杜尚西压低了声音,态度却更加哀求。『煦茵,拜托,我知道妳不想和他有太多接触,但他那天从艺廊回来后的状况真的很不好……我实在很担心,妳就当可怜我这个经理人,万一他有个三长两短,他那个变态哥哥绝对会追杀我到天涯海角,求求妳,帮我去看一眼他是否还有在喘气就好。』
季煦茵叹口气,才问:『我没他电话,而且他的门也是指纹锁,如果他真的昏倒了也开不了门,我怎么进去?』
『他家大门也可以用密码进,我直接告诉妳密码,麻烦妳了。』
于是受人所托的季煦茵只好来到利维家门口。
她先尝试按电铃,想说如果他打开了视讯对讲机,那么就代表他活得好好的,这样她便可以交差完成任务。
不过在按了五分钟后,对讲机没反应,大门也纹风不动。她的心微微下沉,咬了下唇,最终还是输入杜尚西给的密码。
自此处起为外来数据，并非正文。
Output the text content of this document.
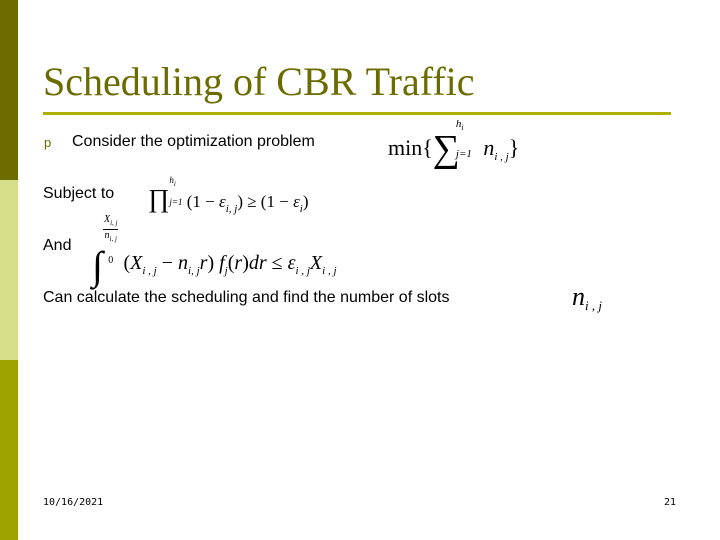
Scheduling of CBR Traffic
p Consider the optimization problem	min{∑
$h_i$
j=1 $n_{i , j}$}
Subject to ∏
$h_i$
j=1 $(1 - \varepsilon_{i, j}) \ge (1 - \varepsilon_i)$
And ∫
$X_{i, j}$
$n_{i, j}$
0 $(X_{i , j} - n_{i, j}r) f_j(r)dr \le \varepsilon_{i , j}X_{i , j}$
Can calculate the scheduling and find the number of slots	$n_{i , j}$
10/16/2021	21
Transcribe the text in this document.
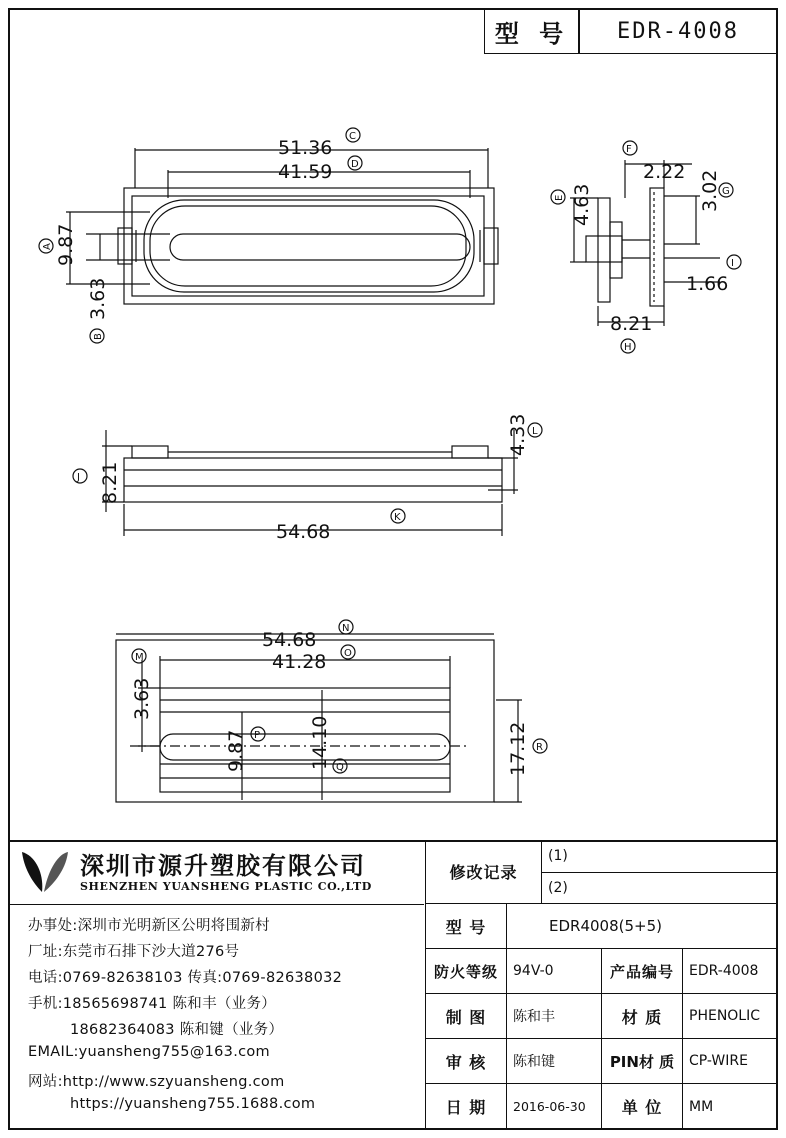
型 号 EDR-4008
51.36
C
41.59 D
9.87
A
3.63
B
2.22
F
4.63
E	3.02 G
1.66
I
8.21
H
4.33 L
8.21
J
54.68
K
54.68
N
41.28 O
3.63
M
9.87 P	14.10 Q	17.12 R
深圳市源升塑胶有限公司
SHENZHEN YUANSHENG PLASTIC CO.,LTD
办事处:深圳市光明新区公明将围新村
厂址:东莞市石排下沙大道276号
电话:0769-82638103 传真:0769-82638032
手机:18565698741 陈和丰（业务）
18682364083 陈和键（业务）
EMAIL:yuansheng755@163.com
网站:http://www.szyuansheng.com
https://yuansheng755.1688.com
修改记录
(1)
(2)
型 号	EDR4008(5+5)
防火等级 94V-0	产品编号 EDR-4008
制 图 陈和丰	材 质 PHENOLIC
审 核 陈和键	PIN材 质 CP-WIRE
日 期 2016-06-30 单 位 MM
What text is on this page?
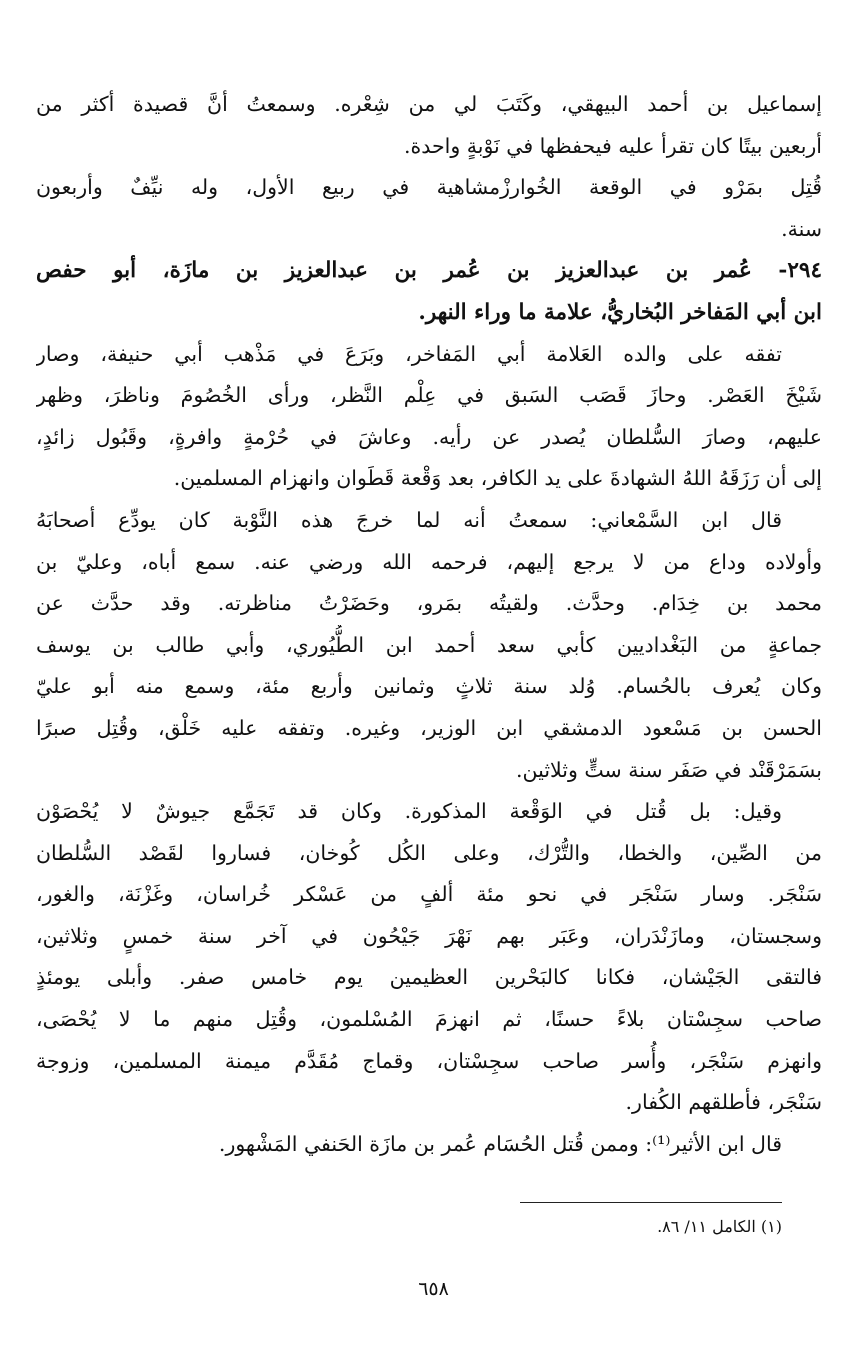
إسماعيل بن أحمد البيهقي، وكَتَبَ لي من شِعْره. وسمعتُ أنَّ قصيدة أكثر من
أربعين بيتًا كان تقرأ عليه فيحفظها في نَوْبةٍ واحدة.
قُتِل بمَرْو في الوقعة الخُوارزْمشاهية في ربيع الأول، وله نيِّفٌ وأربعون
سنة.
٢٩٤- عُمر بن عبدالعزيز بن عُمر بن عبدالعزيز بن مازَة، أبو حفص
ابن أبي المَفاخر البُخاريُّ، علامة ما وراء النهر.
تفقه على والده العَلامة أبي المَفاخر، وبَرَعَ في مَذْهب أبي حنيفة، وصار
شَيْخَ العَصْر. وحازَ قَصَب السَبق في عِلْم النَّظر، ورأى الخُصُومَ وناظرَ، وظهر
عليهم، وصارَ السُّلطان يُصدر عن رأيه. وعاشَ في حُرْمةٍ وافرةٍ، وقَبُول زائدٍ،
إلى أن رَزَقَهُ اللهُ الشهادةَ على يد الكافر، بعد وَقْعة قَطَوان وانهزام المسلمين.
قال ابن السَّمْعاني: سمعتُ أنه لما خرجَ هذه النَّوْبة كان يودِّع أصحابَهُ
وأولاده وداع من لا يرجع إليهم، فرحمه الله ورضي عنه. سمع أباه، وعليّ بن
محمد بن خِدَام. وحدَّث. ولقيتُه بمَرو، وحَضَرْتُ مناظرته. وقد حدَّث عن
جماعةٍ من البَغْداديين كأبي سعد أحمد ابن الطُّيُوري، وأبي طالب بن يوسف
وكان يُعرف بالحُسام. وُلد سنة ثلاثٍ وثمانين وأربع مئة، وسمع منه أبو عليّ
الحسن بن مَسْعود الدمشقي ابن الوزير، وغيره. وتفقه عليه خَلْق، وقُتِل صبرًا
بسَمَرْقَنْد في صَفَر سنة ستٍّ وثلاثين.
وقيل: بل قُتل في الوَقْعة المذكورة. وكان قد تَجَمَّع جيوشٌ لا يُحْصَوْن
من الصِّين، والخطا، والتُّرْك، وعلى الكُل كُوخان، فساروا لقَصْد السُّلطان
سَنْجَر. وسار سَنْجَر في نحو مئة ألفٍ من عَسْكر خُراسان، وغَزْنَة، والغور،
وسجستان، ومازَنْدَران، وعَبَر بهم نَهْرَ جَيْحُون في آخر سنة خمسٍ وثلاثين،
فالتقى الجَيْشان، فكانا كالبَحْرين العظيمين يوم خامس صفر. وأبلى يومئذٍ
صاحب سجِسْتان بلاءً حسنًا، ثم انهزمَ المُسْلمون، وقُتِل منهم ما لا يُحْصَى،
وانهزم سَنْجَر، وأُسر صاحب سجِسْتان، وقماج مُقَدَّم ميمنة المسلمين، وزوجة
سَنْجَر، فأطلقهم الكُفار.
قال ابن الأثير⁽¹⁾: وممن قُتل الحُسَام عُمر بن مازَة الحَنفي المَشْهور.
(١) الكامل ١١/ ٨٦.
٦٥٨
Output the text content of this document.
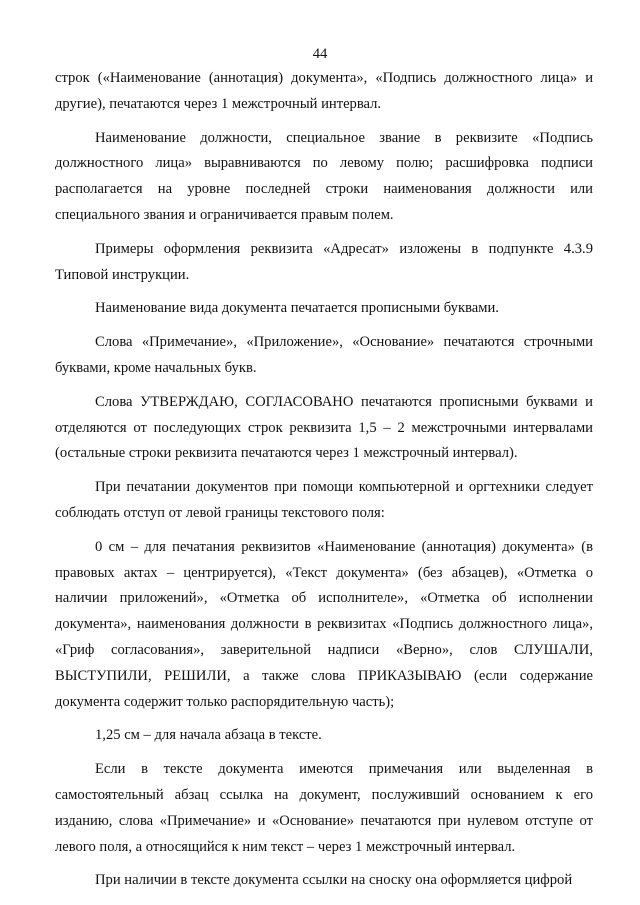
44

строк («Наименование (аннотация) документа», «Подпись должностного лица» и другие), печатаются через 1 межстрочный интервал.

Наименование должности, специальное звание в реквизите «Подпись должностного лица» выравниваются по левому полю; расшифровка подписи располагается на уровне последней строки наименования должности или специального звания и ограничивается правым полем.

Примеры оформления реквизита «Адресат» изложены в подпункте 4.3.9 Типовой инструкции.

Наименование вида документа печатается прописными буквами.

Слова «Примечание», «Приложение», «Основание» печатаются строчными буквами, кроме начальных букв.

Слова УТВЕРЖДАЮ, СОГЛАСОВАНО печатаются прописными буквами и отделяются от последующих строк реквизита 1,5 – 2 межстрочными интервалами (остальные строки реквизита печатаются через 1 межстрочный интервал).

При печатании документов при помощи компьютерной и оргтехники следует соблюдать отступ от левой границы текстового поля:

0 см – для печатания реквизитов «Наименование (аннотация) документа» (в правовых актах – центрируется), «Текст документа» (без абзацев), «Отметка о наличии приложений», «Отметка об исполнителе», «Отметка об исполнении документа», наименования должности в реквизитах «Подпись должностного лица», «Гриф согласования», заверительной надписи «Верно», слов СЛУШАЛИ, ВЫСТУПИЛИ, РЕШИЛИ, а также слова ПРИКАЗЫВАЮ (если содержание документа содержит только распорядительную часть);

1,25 см – для начала абзаца в тексте.

Если в тексте документа имеются примечания или выделенная в самостоятельный абзац ссылка на документ, послуживший основанием к его изданию, слова «Примечание» и «Основание» печатаются при нулевом отступе от левого поля, а относящийся к ним текст – через 1 межстрочный интервал.

При наличии в тексте документа ссылки на сноску она оформляется цифрой
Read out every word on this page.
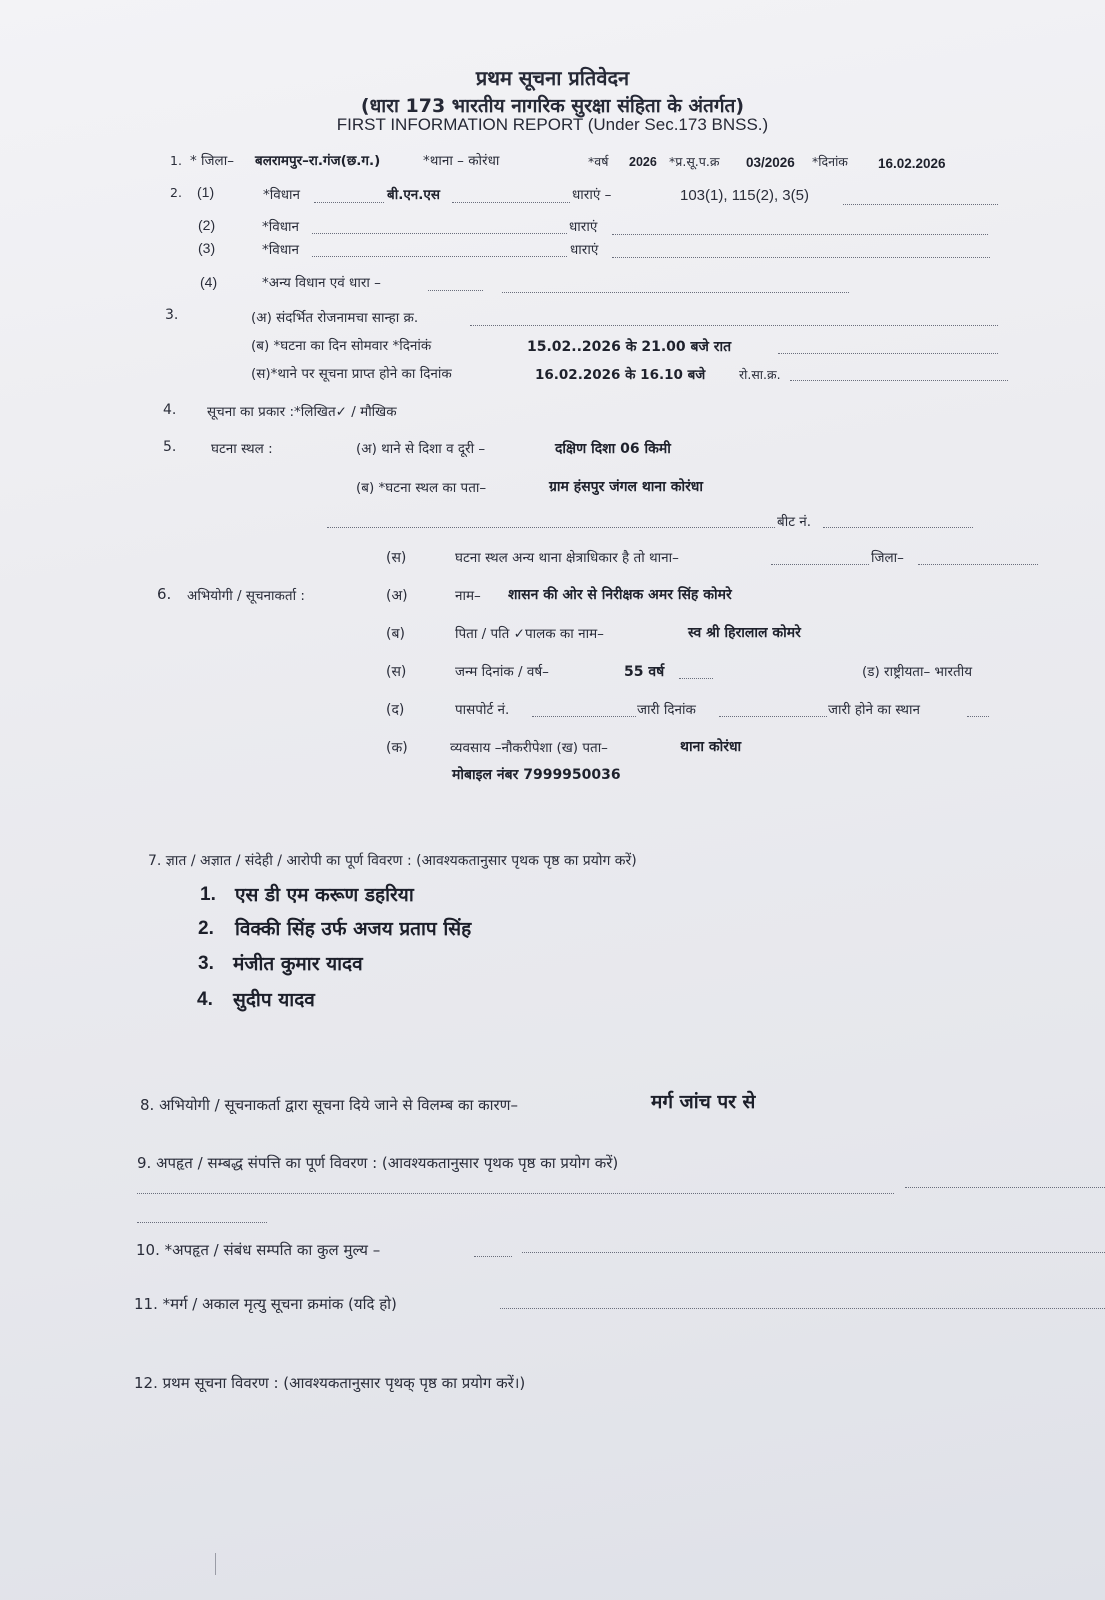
प्रथम सूचना प्रतिवेदन
(धारा 173 भारतीय नागरिक सुरक्षा संहिता के अंतर्गत)
FIRST INFORMATION REPORT (Under Sec.173 BNSS.)
1. * जिला– बलरामपुर–रा.गंज(छ.ग.)	*थाना – कोरंधा	*वर्ष 2026 *प्र.सू.प.क्र 03/2026 *दिनांक 16.02.2026
2. (1)	*विधान	बी.एन.एस	धाराएं –	103(1), 115(2), 3(5)
(2)	*विधान	धाराएं
(3)	*विधान	धाराएं
(4)	*अन्य विधान एवं धारा –
3.	(अ) संदर्भित रोजनामचा सान्हा क्र.
(ब) *घटना का दिन सोमवार *दिनांकं	15.02..2026 के 21.00 बजे रात
(स)*थाने पर सूचना प्राप्त होने का दिनांक	16.02.2026 के 16.10 बजे	रो.सा.क्र.
4. सूचना का प्रकार :*लिखित✓ / मौखिक
5.	घटना स्थल :	(अ) थाने से दिशा व दूरी –	दक्षिण दिशा 06 किमी
(ब) *घटना स्थल का पता–	ग्राम हंसपुर जंगल थाना कोरंधा
बीट नं.
(स)	घटना स्थल अन्य थाना क्षेत्राधिकार है तो थाना–	जिला–
6. अभियोगी / सूचनाकर्ता :	(अ)	नाम– शासन की ओर से निरीक्षक अमर सिंह कोमरे
(ब)	पिता / पति ✓पालक का नाम–	स्व श्री हिरालाल कोमरे
(स)	जन्म दिनांक / वर्ष–	55 वर्ष	(ड) राष्ट्रीयता– भारतीय
(द)	पासपोर्ट नं.	जारी दिनांक	जारी होने का स्थान
(क)	व्यवसाय –नौकरीपेशा (ख) पता–	थाना कोरंधा
मोबाइल नंबर 7999950036
7. ज्ञात / अज्ञात / संदेही / आरोपी का पूर्ण विवरण : (आवश्यकतानुसार पृथक पृष्ठ का प्रयोग करें)
1. एस डी एम करूण डहरिया
2. विक्की सिंह उर्फ अजय प्रताप सिंह
3. मंजीत कुमार यादव
4. सुदीप यादव
8. अभियोगी / सूचनाकर्ता द्वारा सूचना दिये जाने से विलम्ब का कारण–	मर्ग जांच पर से
9. अपहृत / सम्बद्ध संपत्ति का पूर्ण विवरण : (आवश्यकतानुसार पृथक पृष्ठ का प्रयोग करें)
10. *अपहृत / संबंध सम्पति का कुल मुल्य –
11. *मर्ग / अकाल मृत्यु सूचना क्रमांक (यदि हो)
12. प्रथम सूचना विवरण : (आवश्यकतानुसार पृथक् पृष्ठ का प्रयोग करें।)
「滴滴」门锁解开的声音响起,门缓缓向内推开,一股微弱的酒气扑面而来。
客厅没有开灯,只有昏黄的装饰灯和带著冰冷调性的蓝光闪烁其中。那蓝色光源来自一串玫瑰灯饰是她手工制作的灯串。她怔住了,盯著那些熟悉的装饰品,她没有想过这些东西他竟然会留著,而且她仔细看才发现,客厅的装潢及摆设,竟然全都和他英国的住处一模一样,只是因为坪数和建筑方位的限制,所以现在这间房子的大门进入后是在客厅。
然而,她仍像是一脚踏进了回忆中的那间房子般,内心翻滚著无法言语的复杂情绪。
利维就躺在沙发上,茶几上摆的是已经空荡的红酒瓶和酒杯,看来应该是喝了不少酒。她几经犹豫,还是走了过去,蹲下身来观察他的睡颜。
利维微卷的黑发有些凌乱地散在额前,半掩住浓密的眉,卷翘的长睫在蓝光的点缀里,也被洒上了晶亮,乖巧地遮覆在那双平日总是扰她心乱的浅绿色眼眸上。然后是他挺直的鼻梁,一双薄唇微启,灼热的吐息带著酒气。他穿著宽松的家居服,领子很低,露出喉结和锁骨,因为仰躺的姿势,喉结显得突出又性感。
季煦茵像是迟疑又像是深受吸引的,还是伸出手指,触摸了他削瘦的脸颊。
虽然她的动作极轻,却还是让原本睡著的人,眼睫轻颤,缓缓地睁开眼。原本澄澈的浅绿色瞳眸,此刻浸染著酒意,显得朦胧而迷离。
「菲?妳又来我梦里了吗?」利维轻浅一笑,声音有著浓重的鼻音。
季煦茵不敢妄动,想著如果他觉得是场梦,那就顺著他的认知,等他再睡著就好。
利维伸手捧住她的脸,嘴角微微上扬,笑得天真又满足:「真好,这次好真实,我好想妳。现实中都不能这样……」他的指腹轻轻摩挲她的脸颊,如同在触碰一件珍贵的宝藏。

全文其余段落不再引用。